问题排查过程
在某天的一个下午线上突然出现邮件预警,有个账户消费接口返回500,异常msg为Transaction timed out: deadline was Sun Dec 18 17:14:02 CST 2022。
一开始通过查库发现该账号的消费日志和账户的余额是正常的,于是乎将该次请求的trace_log导出来发现在出现TransactionTimedOutException前出现了feign调用超时的异常,异常信息如下:
feign.RetryableException: Read timed out executing POST xxx
at feign.FeignException.errorExecuting(FeignException.java:65)
at feign.SynchronousMethodHandler.executeAndDecode(SynchronousMethodHandler.java:105)
at feign.SynchronousMethodHandler.invoke(SynchronousMethodHandler.java:77)
at feign.hystrix.HystrixInvocationHandler$1.run$original$4jr1J8Wx(HystrixInvocationHandler.java:107)
at feign.hystrix.HystrixInvocationHandler$1.run$original$4jr1J8Wx$accessor$sQ1jtBAA(HystrixInvocationHandler.java)
at feign.hystrix.HystrixInvocationHandler$1$auxiliary$MLdm5cdf.call(Unknown Source)
at org.apache.skywalking.apm.agent.core.plugin.interceptor.enhance.InstMethodsInter.intercept(InstMethodsInter.java:86)
at feign.hystrix.HystrixInvocationHandler$1.run(HystrixInvocationHandler.java)
at com.netflix.hystrix.HystrixCommand$2.call(HystrixCommand.java:302)
at com.netflix.hystrix.HystrixCommand$2.call(HystrixCommand.java:298)
...
Caused by: java.net.SocketTimeoutException: Read timed out
at java.net.SocketInputStream.socketRead0(Native Method)
at java.net.SocketInputStream.socketRead(SocketInputStream.java:116)
at java.net.SocketInputStream.read(SocketInputStream.java:171)
at java.net.SocketInputStream.read(SocketInputStream.java:141)
...
这里feign调用就是往mq发送消息,于是去代码里查看发送消息是在哪个位置去进行发送的,伪代码如下:
@Service
public class AccountService {
@Resource
private MessageService messageService;
@Transactional(timeout = 5,rollbackFor = Exception.class)
public void consume() {
// 消费扣余额,记录消费日志
...
// 发消息
messageService.sendMessage();
}
}
@Service
public class MessageService {
public void sendMessage() {
...
TransactionSynchronizationManager.registerSynchronization(
new TransactionSynchronizationAdapter() {
@Override
public void afterCommit() {
//发消息
...
}
});
}
}
可以看到consume方法标注了@Transactional并且设置了事务超时时间为5s。

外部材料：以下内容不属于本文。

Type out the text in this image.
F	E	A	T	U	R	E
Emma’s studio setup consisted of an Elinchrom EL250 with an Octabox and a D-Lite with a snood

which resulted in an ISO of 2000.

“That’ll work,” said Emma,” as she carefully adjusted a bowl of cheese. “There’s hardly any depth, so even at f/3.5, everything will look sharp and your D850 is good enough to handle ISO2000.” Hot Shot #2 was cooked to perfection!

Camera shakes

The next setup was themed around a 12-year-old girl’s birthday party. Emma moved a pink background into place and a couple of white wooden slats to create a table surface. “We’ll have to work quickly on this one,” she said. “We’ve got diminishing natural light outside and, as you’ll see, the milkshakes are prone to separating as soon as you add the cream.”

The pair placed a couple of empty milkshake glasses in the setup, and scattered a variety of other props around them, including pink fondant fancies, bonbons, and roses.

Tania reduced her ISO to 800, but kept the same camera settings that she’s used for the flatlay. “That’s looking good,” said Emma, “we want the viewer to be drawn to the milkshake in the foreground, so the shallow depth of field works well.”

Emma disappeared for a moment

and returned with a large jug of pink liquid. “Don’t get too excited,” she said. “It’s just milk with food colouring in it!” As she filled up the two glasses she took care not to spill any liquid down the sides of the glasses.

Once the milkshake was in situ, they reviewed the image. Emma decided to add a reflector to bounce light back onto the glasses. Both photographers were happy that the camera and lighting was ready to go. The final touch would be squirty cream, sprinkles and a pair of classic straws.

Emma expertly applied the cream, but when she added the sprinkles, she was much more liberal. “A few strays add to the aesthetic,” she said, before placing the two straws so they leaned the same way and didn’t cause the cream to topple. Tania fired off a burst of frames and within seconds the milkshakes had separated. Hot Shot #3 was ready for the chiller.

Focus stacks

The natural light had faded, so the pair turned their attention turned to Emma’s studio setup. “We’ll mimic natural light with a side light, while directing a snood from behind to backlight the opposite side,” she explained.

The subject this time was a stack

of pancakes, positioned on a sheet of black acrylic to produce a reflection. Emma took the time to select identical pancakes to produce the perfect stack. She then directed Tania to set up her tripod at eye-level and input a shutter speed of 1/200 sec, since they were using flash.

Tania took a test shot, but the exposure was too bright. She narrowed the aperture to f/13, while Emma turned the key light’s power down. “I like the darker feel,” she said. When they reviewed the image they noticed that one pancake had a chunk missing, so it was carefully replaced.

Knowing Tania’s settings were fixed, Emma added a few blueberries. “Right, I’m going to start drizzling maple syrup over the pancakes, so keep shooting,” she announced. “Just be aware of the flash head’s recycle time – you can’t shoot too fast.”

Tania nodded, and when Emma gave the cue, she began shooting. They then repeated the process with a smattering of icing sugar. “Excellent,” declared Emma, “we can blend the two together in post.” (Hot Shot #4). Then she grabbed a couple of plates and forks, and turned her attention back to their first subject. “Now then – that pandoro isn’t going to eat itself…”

往MQ发送消息利用了TransactionSynchronizationManager.registerSynchronization管理当前线程的事务,重写了afterCommit方法,让事务在提交后再执行消息的发送。排查到这里,一开始我怀疑是TransactionSynchronizationManager.registerSynchronization的用法问题导致,因此写了个小Demo进行测试,具体代码如下:
@Transactional(timeout = 5, rollbackFor = Exception.class)
public void test() {
TestEntity entity = new TestEntity();
entity.setName("test");
entity.setAge(1);
testMapper.insert(entity);
testService.testSynchronization();
}
public void testSynchronization() {
TransactionSynchronizationManager.registerSynchronization(
new TransactionSynchronizationAdapter() {
@Override
public void afterCommit() {
try {
Thread.sleep(6000);
} catch (InterruptedException e) {
e.printStackTrace();
}
System.out.println("test synchronization");
}
});
}
经过调试后发现尽管在afterCommit方法里让线程休眠了5秒,但是数据依然新增成功,并且接口返回200,到这里我的首次推断被推翻。
重新回到trace_log去排查,发现通过feign调用往mq发送消息前,有经过4次的Mysql读写操作,这4次加起来也就几ms,真正进行feign调用发消息前也就经过了3ms,也就是业务代码耗时是不存在的。继续往下排查,发现在feign调用超时后又获取了JDBC的连接,具体信息如下:
o.m.s.t.SpringManagedTransaction - JDBC Connection [org.apache.shardingsphere.shardingjdbc.jdbc.core.connection.ShardingConnection@6814b439] will be managed by Spring
c.f.e.c.mybatis.SQLExecutionWatcher - update, elapsedTime=4(ms)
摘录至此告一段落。